Trump angry at police leniency as statue of Albert Pike, who had alleged links to KKK, is toppled and burned
A statue of a Confederate general has been torn down and set on fire by protesters in Washington DC.
The monument to Albert Pike was toppled on Juneteenth, also known as Freedom Day, which marks the end of slavery in America.
Demonstrators wrapped ropes around the 11ft (3.4m) statue to pull it down from its granite pedestal in Judiciary Square, before dousing it in lighter fluid.
It was also sprayed with red paint before cheering demonstrators watched it burn, chanting: “No justice, no peace!” and “No racist police!”
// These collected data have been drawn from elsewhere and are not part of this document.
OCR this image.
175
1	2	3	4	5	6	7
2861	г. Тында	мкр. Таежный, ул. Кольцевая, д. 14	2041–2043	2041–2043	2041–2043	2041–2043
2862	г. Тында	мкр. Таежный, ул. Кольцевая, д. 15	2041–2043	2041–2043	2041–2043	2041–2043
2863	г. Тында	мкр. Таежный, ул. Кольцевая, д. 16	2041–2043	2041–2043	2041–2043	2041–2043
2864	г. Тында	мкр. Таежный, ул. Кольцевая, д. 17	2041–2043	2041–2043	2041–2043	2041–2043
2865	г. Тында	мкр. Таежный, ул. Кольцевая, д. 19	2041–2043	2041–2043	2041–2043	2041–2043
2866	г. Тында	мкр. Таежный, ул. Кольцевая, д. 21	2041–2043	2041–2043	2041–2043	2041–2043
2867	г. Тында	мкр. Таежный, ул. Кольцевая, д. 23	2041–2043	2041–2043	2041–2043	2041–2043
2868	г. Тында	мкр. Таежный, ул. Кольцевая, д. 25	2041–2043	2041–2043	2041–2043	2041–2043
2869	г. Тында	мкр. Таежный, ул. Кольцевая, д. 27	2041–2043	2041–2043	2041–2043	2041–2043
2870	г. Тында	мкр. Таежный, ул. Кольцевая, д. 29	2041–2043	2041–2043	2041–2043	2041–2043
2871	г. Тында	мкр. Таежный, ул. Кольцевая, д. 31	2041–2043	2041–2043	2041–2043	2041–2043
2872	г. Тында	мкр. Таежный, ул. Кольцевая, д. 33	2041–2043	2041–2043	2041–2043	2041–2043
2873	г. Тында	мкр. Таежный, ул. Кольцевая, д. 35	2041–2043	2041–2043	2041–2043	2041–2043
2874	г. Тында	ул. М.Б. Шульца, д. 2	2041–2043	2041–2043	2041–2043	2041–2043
Videos posted on social media show officers from the nearby Metropolitan Police Department headquarters arriving at the scene and carrying out a peaceful intervention.
They used fire extinguishers to put out the fire but avoided clashing with protesters. Their approach quickly prompted a critical tweet from Donald Trump.
The president criticised DC mayor Muriel Bowse, writing: “The DC police are not doing their job as they watched a statue be ripped down and burn. These people should be immediately arrested. A disgrace to our Country!”
Far from being perturbed by their president’s comment, jubilant protesters read out Mr Trump’s tweet over a megaphone.
After the statue fell, most protesters returned peacefully to Lafayette Park near the White House.
As a Confederate general and leader of the Freemasons, Albert Pike has long been a contentious figure in the US.
The statue was erected in 1901 at the request of the Masons.
Permission was granted on the condition Pike was depicted wearing civilian, not military, clothing.
Revered by the Masons, Pike’s body is interred at the DC headquarters of the Scottish Rite of Freemasonry.
Numerous statues have been toppled as the Black Lives Matter movement has spread across America and Europe following the killing of George Floyd in Minneapolis last month.
Floyd, 46, died after white police officer Derek Chauvin knelt on his neck for at least eight minutes while arresting him for allegedly using a counterfeit $20 note in a shop.
Chauvin has been charged with murder.
Civil rights activists and local government officials have campaigned for nearly 30 years to get Pike’s statue taken down but needed the federal government’s approval to do so.
The DC Council say they renewed calls for Congress to remove it in 2017.
A proposed resolution calling for the removal of the statue referred to Pike as a “chief founder of the post-Civil War Ku Klux Klan”.
The Klan connection is a frequent accusation from Pike’s critics and one which the Masons dispute, saying there is no definitive evidence proving his relationship with the organisation.